People are still practicing urine therapy as part of their homeopathic treatment for any disease out there. What they forget is that urine contains byproducts our body rejects since they are not useful. Forcing these elements back into the body is strange to say the least. While most of the weird and dangerous ancient health practices stayed in the past where they belong, this one still thrives.
Electric Shock Therapy
Problems in bed? Zap your genitals! In the end of the 19th century people believed that electricity could give human bodies the energy they lack. So, when a man had a problem getting an erection, a doctor would recommend electric shock therapy. The weak body parts were supposed to be “shocked” back into life with the help of gently applied electrical currents.
In the middle of 19th century some physicians offered men special galvanic baths. A bathtub with electrodes attached was filled with water. Such treatment was supposed to work wonders in just six sessions.

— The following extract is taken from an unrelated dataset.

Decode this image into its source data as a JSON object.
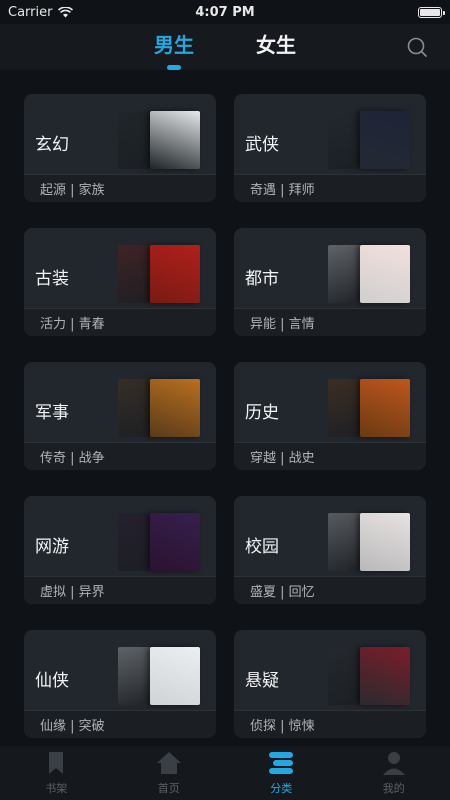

Other doctors offered local electric baths where just the sexual organs were submerged in water. Surprisingly enough, electric shock is still being experimented with nowadays as a cure for erection problems.
Another popular way to fight erectile dysfunction was to wear an electric belt specifically designed to send a shock wave to the genitals. Applying electrical currents directly to the sexual organs led to many unfortunate consequences and often had the opposite effect.
Tobacco Smoke Enema
Tobacco is bad for your health, right? Ancient doctors thought otherwise. As soon as tobacco became widely known in the western world, doctors proclaimed it to be a useful medicine and initiated another one of the weird and dangerous ancient health practices. To treat gut problems, smoke was blown into the patient’s rectum with an enema. Other sicknesses treated by tobacco smoke included headaches, coughs, colds, and chronic fatigue.
American Indians were the first ones to use tobacco smoke in an enema. Doctors also believed that by pushing the tobacco smoke into a person’s rectum they could heal respiratory problems. Tobacco smoke enemas were used to try to resuscitate victims of drowning. In the early 19th century these enemas were “successfully” used to treat symptoms of cholera. The jig was up in the middle of 19th century, though, when Benjamin Brodie proved that nicotine is poisonous and stops blood circulation in animals.
Hemorrhoids are a common problem many people experienced in the past and still do today. The patients from the old days would be very jealous of the medicine we have now because ancient doctors treated hemorrhoids with hot irons. At first a small incision was made to drain some “extra” blood, and then the wound was cauterized by applying a hot iron. Since there were no painkillers back then, it’s easy to imagine the terrible pain people had to endure to fight this common condition.
In ancient times doctors considered menstruation as a way to clear a woman’s body of evil things. They went further to theorize that bloodletting could help both men and women get rid of sicknesses. Bloodletting was a very common way to deal with all types of problems, from stomach flues to acne. You didn’t even have to call a doctor to do the procedure. It was done at your nearby barber shop. This was the most common weird and dangerous health practice that disappeared by the end of the 19th century.
Malaria for Syphilis
Malaria is a terrible disease that used to kill millions of people every year. People all over the world are trying to deal with the problem. In the early 19th century it turned out that one of the side effects malaria had was killing syphilis. Syphilis doesn’t sound as scary as malaria but it kills 100 percent of patients if it reaches the brain. The fever caused by malaria creates very high temperatures that kill the syphilis bacteria. So, if you were lucky enough to survive malaria, you’d be syphilis-free.